También se ha reiterado, que excepcionalmente la acción de tutela puede ejercitarse para demandar el amparo de un derecho fundamental que resulta vulnerado, cuando en el trámite procesal el funcionario judicial actúa y decide de manera arbitraria o caprichosa, o en aquellos eventos en los cuales la decisión es emitida desbordando el ámbito funcional o en forma manifiestamente contraria al ordenamiento jurídico, esto es, cuando se configuran las llamadas vías de hecho, bajo la condición que frente a tal anomalía el afectado no disponga de otro medio de defensa judicial idóneo, salvo que el amparo se solicite como mecanismo transitorio para evitar un perjuicio irremediable.

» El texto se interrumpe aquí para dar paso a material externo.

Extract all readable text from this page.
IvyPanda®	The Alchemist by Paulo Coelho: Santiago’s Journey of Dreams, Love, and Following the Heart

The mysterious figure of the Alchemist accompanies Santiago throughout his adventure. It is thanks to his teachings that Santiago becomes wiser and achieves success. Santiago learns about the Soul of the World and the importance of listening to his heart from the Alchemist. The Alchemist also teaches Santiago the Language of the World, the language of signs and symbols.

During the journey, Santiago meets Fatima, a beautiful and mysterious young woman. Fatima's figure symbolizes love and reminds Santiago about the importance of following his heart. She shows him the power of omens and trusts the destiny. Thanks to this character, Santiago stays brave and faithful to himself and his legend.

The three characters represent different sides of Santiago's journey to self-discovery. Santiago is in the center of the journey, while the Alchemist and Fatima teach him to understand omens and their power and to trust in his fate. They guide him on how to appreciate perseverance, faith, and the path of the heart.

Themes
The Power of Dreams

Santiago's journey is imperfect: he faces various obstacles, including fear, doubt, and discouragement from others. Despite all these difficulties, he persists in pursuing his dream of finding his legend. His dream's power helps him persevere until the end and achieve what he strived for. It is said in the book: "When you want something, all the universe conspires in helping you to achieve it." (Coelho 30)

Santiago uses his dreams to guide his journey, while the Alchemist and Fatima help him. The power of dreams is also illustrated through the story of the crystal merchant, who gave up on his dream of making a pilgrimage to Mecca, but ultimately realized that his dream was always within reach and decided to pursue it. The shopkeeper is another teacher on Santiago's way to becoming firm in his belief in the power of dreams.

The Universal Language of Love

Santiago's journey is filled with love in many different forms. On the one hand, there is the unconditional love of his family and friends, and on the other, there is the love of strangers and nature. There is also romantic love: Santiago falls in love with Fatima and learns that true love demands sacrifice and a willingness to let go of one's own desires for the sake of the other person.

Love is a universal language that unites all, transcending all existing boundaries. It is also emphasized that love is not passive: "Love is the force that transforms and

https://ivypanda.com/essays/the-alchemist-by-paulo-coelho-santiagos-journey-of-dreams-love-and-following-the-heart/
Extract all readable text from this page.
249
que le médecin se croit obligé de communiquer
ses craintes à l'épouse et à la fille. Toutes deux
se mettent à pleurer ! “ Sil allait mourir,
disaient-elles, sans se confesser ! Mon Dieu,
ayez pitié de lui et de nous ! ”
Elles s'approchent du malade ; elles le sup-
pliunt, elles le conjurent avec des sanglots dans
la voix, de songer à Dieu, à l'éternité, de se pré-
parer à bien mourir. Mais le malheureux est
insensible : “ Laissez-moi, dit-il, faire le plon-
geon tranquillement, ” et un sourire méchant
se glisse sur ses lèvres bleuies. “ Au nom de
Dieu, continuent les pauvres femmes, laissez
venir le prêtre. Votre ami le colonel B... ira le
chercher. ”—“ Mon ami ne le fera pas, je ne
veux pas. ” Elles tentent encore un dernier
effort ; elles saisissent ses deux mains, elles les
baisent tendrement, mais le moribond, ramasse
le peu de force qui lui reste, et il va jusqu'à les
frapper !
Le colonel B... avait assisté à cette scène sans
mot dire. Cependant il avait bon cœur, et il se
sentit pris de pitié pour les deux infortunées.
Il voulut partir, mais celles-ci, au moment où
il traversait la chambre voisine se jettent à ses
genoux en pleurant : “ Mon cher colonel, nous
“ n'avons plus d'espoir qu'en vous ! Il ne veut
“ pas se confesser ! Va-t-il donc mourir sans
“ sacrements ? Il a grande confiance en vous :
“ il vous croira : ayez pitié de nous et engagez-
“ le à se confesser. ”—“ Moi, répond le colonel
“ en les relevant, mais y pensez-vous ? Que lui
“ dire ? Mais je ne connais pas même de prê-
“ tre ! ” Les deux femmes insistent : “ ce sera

En efecto, previo a otorgar la libertad condicional el juez ejecutor debe verificar el cumplimiento de los requisitos de orden objetivo y subjetivo consagrados en el artículo 64 de la Ley 599 de 2000, despacho que en el caso sometido a estudio advirtió que no era procedente acceder a la pretensión liberatoria, en virtud de la prohibición expresa consagrada en el artículo 26 de la Ley 1121 de 2006, decisión que al ser recurrida fue reafirmada por el fallador.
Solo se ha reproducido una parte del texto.